In der Broschüre werden neben den heute breit angewandten RFID(Radio Frequenz Identifikation) -Chips noch andere aktuelle (Nano-)Technologien beleuchtet, wobei immer wieder mit Zitaten von Konzernchef*innen und Forscher*innen die rücksichtslose Überheblichkeit verdeutlicht wird, mit welcher jene ihre eigennützigen Ziele verfolgen. Doch auch in der formulierten Kritik daran werden Dinge oft überzeichnet und etliche Behauptungen aufgestellt, wie etwa, dass Menschen dümmer werden (Stichwort Deskilling), je smarter die Umwelt. Auch wird die „Wildnis“ und „Natur“ romantisiert, ohne sie weiter zu definieren.

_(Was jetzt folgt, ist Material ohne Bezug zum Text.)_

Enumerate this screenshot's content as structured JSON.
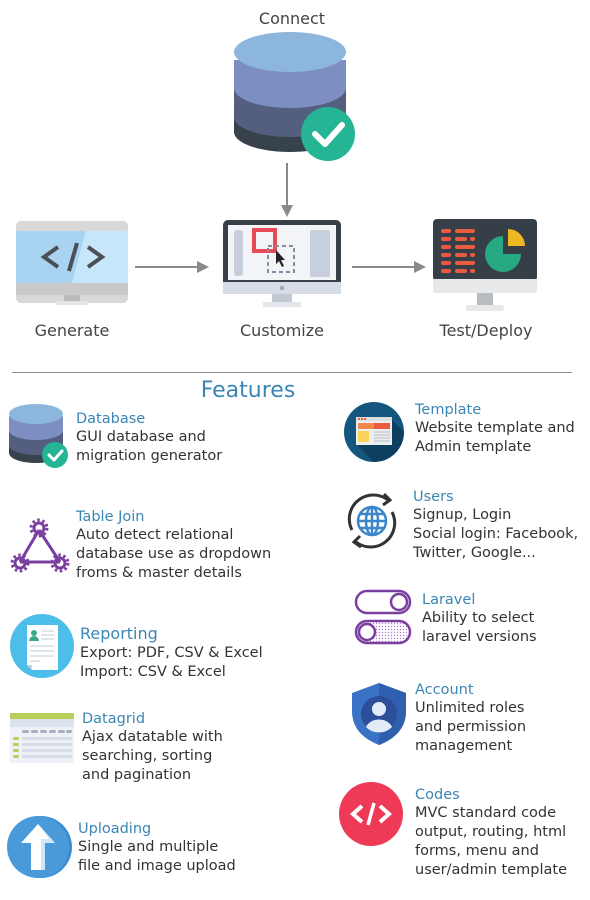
{
  "workflow": {
    "steps": [
      {
        "id": "connect",
        "label": "Connect",
        "icon": "database-check-icon"
      },
      {
        "id": "generate",
        "label": "Generate",
        "icon": "monitor-code-icon"
      },
      {
        "id": "customize",
        "label": "Customize",
        "icon": "monitor-editor-icon"
      },
      {
        "id": "test_deploy",
        "label": "Test/Deploy",
        "icon": "monitor-dashboard-icon"
      }
    ],
    "arrows": [
      {
        "from": "connect",
        "to": "customize"
      },
      {
        "from": "generate",
        "to": "customize"
      },
      {
        "from": "customize",
        "to": "test_deploy"
      }
    ]
  },
  "features": {
    "title": "Features",
    "left": [
      {
        "title": "Database",
        "desc": "GUI database and\nmigration generator",
        "icon": "database-check-icon"
      },
      {
        "title": "Table Join",
        "desc": "Auto detect relational\ndatabase use as dropdown\nfroms & master details",
        "icon": "gears-network-icon"
      },
      {
        "title": "Reporting",
        "desc": "Export: PDF, CSV & Excel\nImport: CSV & Excel",
        "icon": "document-report-icon"
      },
      {
        "title": "Datagrid",
        "desc": "Ajax datatable with\nsearching, sorting\nand pagination",
        "icon": "datagrid-table-icon"
      },
      {
        "title": "Uploading",
        "desc": "Single and multiple\nfile and image upload",
        "icon": "upload-arrow-icon"
      }
    ],
    "right": [
      {
        "title": "Template",
        "desc": "Website template and\nAdmin template",
        "icon": "website-template-icon"
      },
      {
        "title": "Users",
        "desc": "Signup, Login\nSocial login: Facebook,\nTwitter, Google...",
        "icon": "globe-sync-icon"
      },
      {
        "title": "Laravel",
        "desc": "Ability to select\nlaravel versions",
        "icon": "toggle-switches-icon"
      },
      {
        "title": "Account",
        "desc": "Unlimited roles\nand permission\nmanagement",
        "icon": "shield-user-icon"
      },
      {
        "title": "Codes",
        "desc": "MVC standard code\noutput, routing, html\nforms, menu and\nuser/admin template",
        "icon": "code-brackets-icon"
      }
    ]
  },
  "colors": {
    "accent_blue": "#3b86b5",
    "check_green": "#26b594",
    "code_red": "#ee3a57",
    "purple": "#7b3fa0",
    "arrow_gray": "#8a8a8a"
  }
}
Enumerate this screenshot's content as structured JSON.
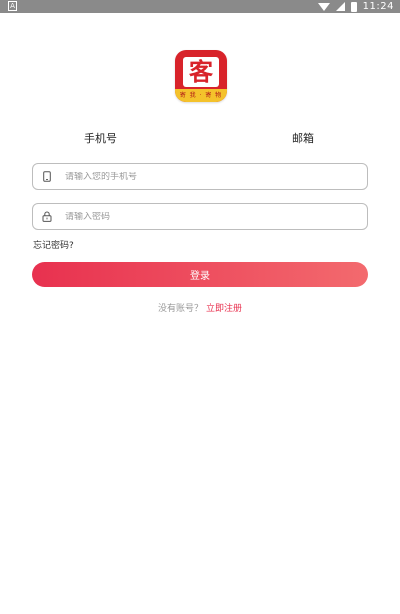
{
  "status_bar": {
    "time": "11:24",
    "icons": [
      "notification-icon",
      "wifi-icon",
      "signal-icon",
      "battery-icon"
    ]
  },
  "logo": {
    "char": "客",
    "tagline": "寄 我 · 寄 物"
  },
  "tabs": [
    {
      "label": "手机号"
    },
    {
      "label": "邮箱"
    }
  ],
  "form": {
    "phone_placeholder": "请输入您的手机号",
    "password_placeholder": "请输入密码",
    "forgot_label": "忘记密码?",
    "login_label": "登录"
  },
  "register": {
    "question": "没有账号？",
    "link": "立即注册"
  },
  "colors": {
    "accent": "#e8314f",
    "logo_red": "#d8232a",
    "logo_yellow": "#f4c22b"
  }
}
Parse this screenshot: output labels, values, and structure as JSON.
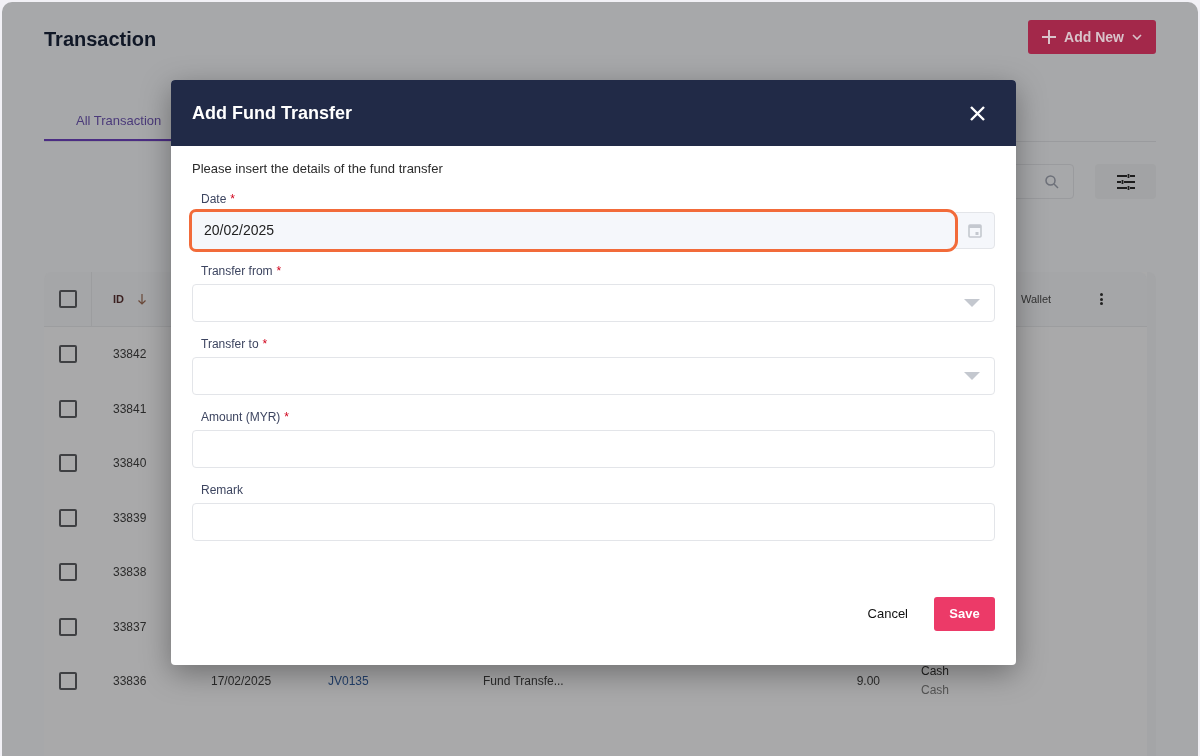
{
  "page": {
    "title": "Transaction",
    "add_button": "Add New",
    "tabs": [
      {
        "label": "All Transaction",
        "selected": true
      }
    ]
  },
  "table": {
    "select_all": {
      "checked": false
    },
    "columns": [
      {
        "label": "ID",
        "sorted": true
      },
      {
        "label": "Wallet"
      }
    ],
    "rows": [
      {
        "id": "33842",
        "checked": false
      },
      {
        "id": "33841",
        "checked": false
      },
      {
        "id": "33840",
        "checked": false
      },
      {
        "id": "33839",
        "checked": false
      },
      {
        "id": "33838",
        "checked": false
      },
      {
        "id": "33837",
        "checked": false
      },
      {
        "id": "33836",
        "checked": false,
        "date": "17/02/2025",
        "reference": "JV0135",
        "type": "Fund Transfe...",
        "amount": "9.00",
        "wallet_from": "Cash",
        "wallet_to": "Cash"
      }
    ]
  },
  "dialog": {
    "title": "Add Fund Transfer",
    "required_marker": "*",
    "intro": "Please insert the details of the fund transfer",
    "fields": [
      {
        "kind": "date",
        "label": "Date",
        "required": true,
        "value": "20/02/2025",
        "highlighted": true
      },
      {
        "kind": "select",
        "label": "Transfer from",
        "required": true,
        "highlighted": false
      },
      {
        "kind": "select",
        "label": "Transfer to",
        "required": true,
        "highlighted": false
      },
      {
        "kind": "text",
        "label": "Amount (MYR)",
        "required": true,
        "highlighted": false
      },
      {
        "kind": "text",
        "label": "Remark",
        "required": false,
        "highlighted": false
      }
    ],
    "buttons": [
      {
        "kind": "cancel",
        "label": "Cancel"
      },
      {
        "kind": "save",
        "label": "Save"
      }
    ]
  }
}
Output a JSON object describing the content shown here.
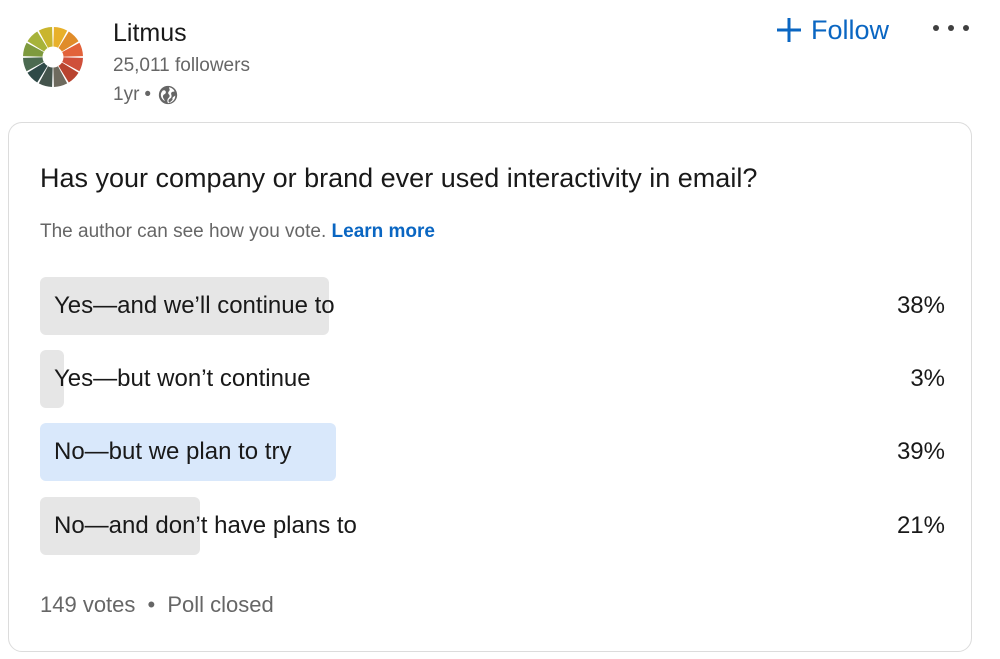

Zum Schluss bleibt natürlich die Frage: Was tun? Welche Hoffnung gibt es angesichts dieser schaurigen Zukunft? Vor allem, weil es bald unmöglich wird, aus all dem einfach „auszusteigen“, wenn das System einmal etabliert ist. Auf diese Fragen gibt der Text eine deutliche Antwort: Die herrschende Ordnung ist nie so stabil, wie sie sich darstellt und die Ausbeutung des Planeten ist von einer physischen Infrastruktur abhängig: Kabeln, Leitungen, Antennen, Bildschirmen, Forschungseinrichtungen etc.. Hier ist mit Direkter Aktion vieles möglich – es kann und muss immer wieder Sand in das Getriebe gestreut werden. Auf jeden Fall ist es wichtig, zunächst den „Fortschritt“ zu Hinterfragen, diese vermeintlich „nützlichen“ Technologien zu thematisieren und zu bekämpfen. Denn es ist Fakt, dass momentan massenweise Geld und Forschungsarbeit investiert wird, um dieses sterile Horrorbild umzusetzen, dementsprechend stark und lebendig muss unser Widerstand sein.